Present the agent's output to the user for review and approval before writing.
### Step 6c: Write the GDD
After user approval, write the GDD to `design/gdd/[system-name].md`.
(The delegated agent handles this, following the collaborative protocol.)
### Step 6d: Run Design Review
After the GDD is written, run `/design-review design/gdd/[system-name].md` to
validate:
- All 8 required sections are present and complete
- Formulas are internally consistent
- Dependencies match what other GDDs expect
- Edge cases don't contradict other systems
- Rules are precise enough for a programmer to implement
If the review finds issues:
- Present them to the user
- Fix the identified holes before proceeding to the next system
- Re-run the review after fixes to confirm resolution
### Step 6e: Update the Systems Index
After each GDD passes review:
- Update the system's Status in the enumeration table (Not Started -> Approved)
- Update the Design Doc path column
- Update the Progress Tracker counts
- Ask: "May I update the systems index at `design/gdd/systems-index.md`?"
### Step 6f: Loop or Stop
After each system, use `AskUserQuestion`:
- "Continue to the next system ([next system name])?"
- "Pick a different system?"
- "Stop here for this session?"
If continuing, return to Step 6a.
---
## 8. Phase 7: Suggest Next Steps
After the systems index is created (or after designing some systems), suggest
the appropriate next actions:
- For each undesigned MVP system, recommend the right agent(s):
- Gameplay mechanics: `game-designer` + `systems-designer`
- UI systems: `game-designer` + `ux-designer`
- Audio systems: `audio-director` + `sound-designer`
- Narrative systems: `game-designer` + `narrative-director`
- Economy systems: `economy-designer`
- Level design: `level-designer`
- "Run `/design-review [path]` on each completed GDD to validate quality"
- "Run `/gate-check pre-production` to check if you're ready to start building"
- "Prototype the highest-risk system with `/prototype [system]`"
- "Plan the first implementation sprint with `/sprint-plan new`"
---
## Collaborative Protocol
This skill follows the collaborative design principle at every phase:
1. **Question -> Options -> Decision -> Draft -> Approval** at every step
2. **AskUserQuestion** at every decision point (Explain -> Capture pattern):
- Phase 2: "Missing systems? Combine or split?"

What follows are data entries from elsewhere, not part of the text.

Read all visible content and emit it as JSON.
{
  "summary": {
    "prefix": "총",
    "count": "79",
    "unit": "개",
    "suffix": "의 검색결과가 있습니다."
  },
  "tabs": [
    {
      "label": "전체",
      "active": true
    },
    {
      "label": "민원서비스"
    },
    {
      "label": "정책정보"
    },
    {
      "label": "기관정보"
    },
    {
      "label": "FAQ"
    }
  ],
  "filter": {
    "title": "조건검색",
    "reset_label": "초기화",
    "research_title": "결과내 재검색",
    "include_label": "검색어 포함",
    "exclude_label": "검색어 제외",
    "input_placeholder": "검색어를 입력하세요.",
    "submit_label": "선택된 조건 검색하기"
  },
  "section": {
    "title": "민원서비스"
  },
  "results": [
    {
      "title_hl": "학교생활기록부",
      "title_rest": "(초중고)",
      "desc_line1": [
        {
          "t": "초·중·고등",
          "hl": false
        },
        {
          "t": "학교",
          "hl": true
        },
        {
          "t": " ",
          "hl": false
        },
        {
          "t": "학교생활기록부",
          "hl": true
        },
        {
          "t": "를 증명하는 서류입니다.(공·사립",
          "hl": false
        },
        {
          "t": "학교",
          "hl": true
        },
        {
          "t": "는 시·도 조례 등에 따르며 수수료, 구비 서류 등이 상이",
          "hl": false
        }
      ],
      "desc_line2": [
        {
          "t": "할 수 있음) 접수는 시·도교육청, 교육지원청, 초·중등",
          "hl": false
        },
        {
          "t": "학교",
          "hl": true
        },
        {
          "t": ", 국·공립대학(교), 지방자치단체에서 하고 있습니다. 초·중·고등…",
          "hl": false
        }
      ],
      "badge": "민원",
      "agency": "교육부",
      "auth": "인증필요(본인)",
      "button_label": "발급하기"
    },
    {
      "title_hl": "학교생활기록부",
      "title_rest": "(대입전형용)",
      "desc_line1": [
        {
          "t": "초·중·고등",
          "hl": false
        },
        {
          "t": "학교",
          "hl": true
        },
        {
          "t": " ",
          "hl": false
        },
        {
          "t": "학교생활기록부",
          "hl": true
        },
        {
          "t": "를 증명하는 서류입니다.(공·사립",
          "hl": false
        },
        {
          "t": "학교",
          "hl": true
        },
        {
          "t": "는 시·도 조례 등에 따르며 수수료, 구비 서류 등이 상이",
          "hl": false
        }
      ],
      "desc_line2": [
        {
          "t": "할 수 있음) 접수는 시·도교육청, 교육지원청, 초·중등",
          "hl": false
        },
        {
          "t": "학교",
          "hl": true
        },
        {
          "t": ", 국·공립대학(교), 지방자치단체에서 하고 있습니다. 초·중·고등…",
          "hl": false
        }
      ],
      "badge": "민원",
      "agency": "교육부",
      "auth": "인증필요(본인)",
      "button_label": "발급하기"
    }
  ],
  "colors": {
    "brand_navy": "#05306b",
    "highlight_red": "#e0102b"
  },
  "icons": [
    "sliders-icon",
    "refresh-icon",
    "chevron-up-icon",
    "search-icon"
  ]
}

- Phase 3: "Dependency ordering correct?"
- Phase 4: "Priority assignments match your vision?"
- Phase 5: "May I write the systems index?"
- Phase 6: "Start designing, pick different, or stop?"
3. **"May I write to [filepath]?"** before every file write
4. **Incremental writing**: Update the systems index after each system is designed
5. **Design review loop**: Every completed GDD passes `/design-review` before the
next system starts — holes are caught early, not downstream
6. **Session state updates**: Write to `production/session-state/active.md` after
each milestone (index created, system designed, priorities changed)
**Never** auto-generate the full systems list and write it without review.
**Never** start designing a system without user confirmation.
**Always** show the enumeration, dependencies, and priorities for user validation.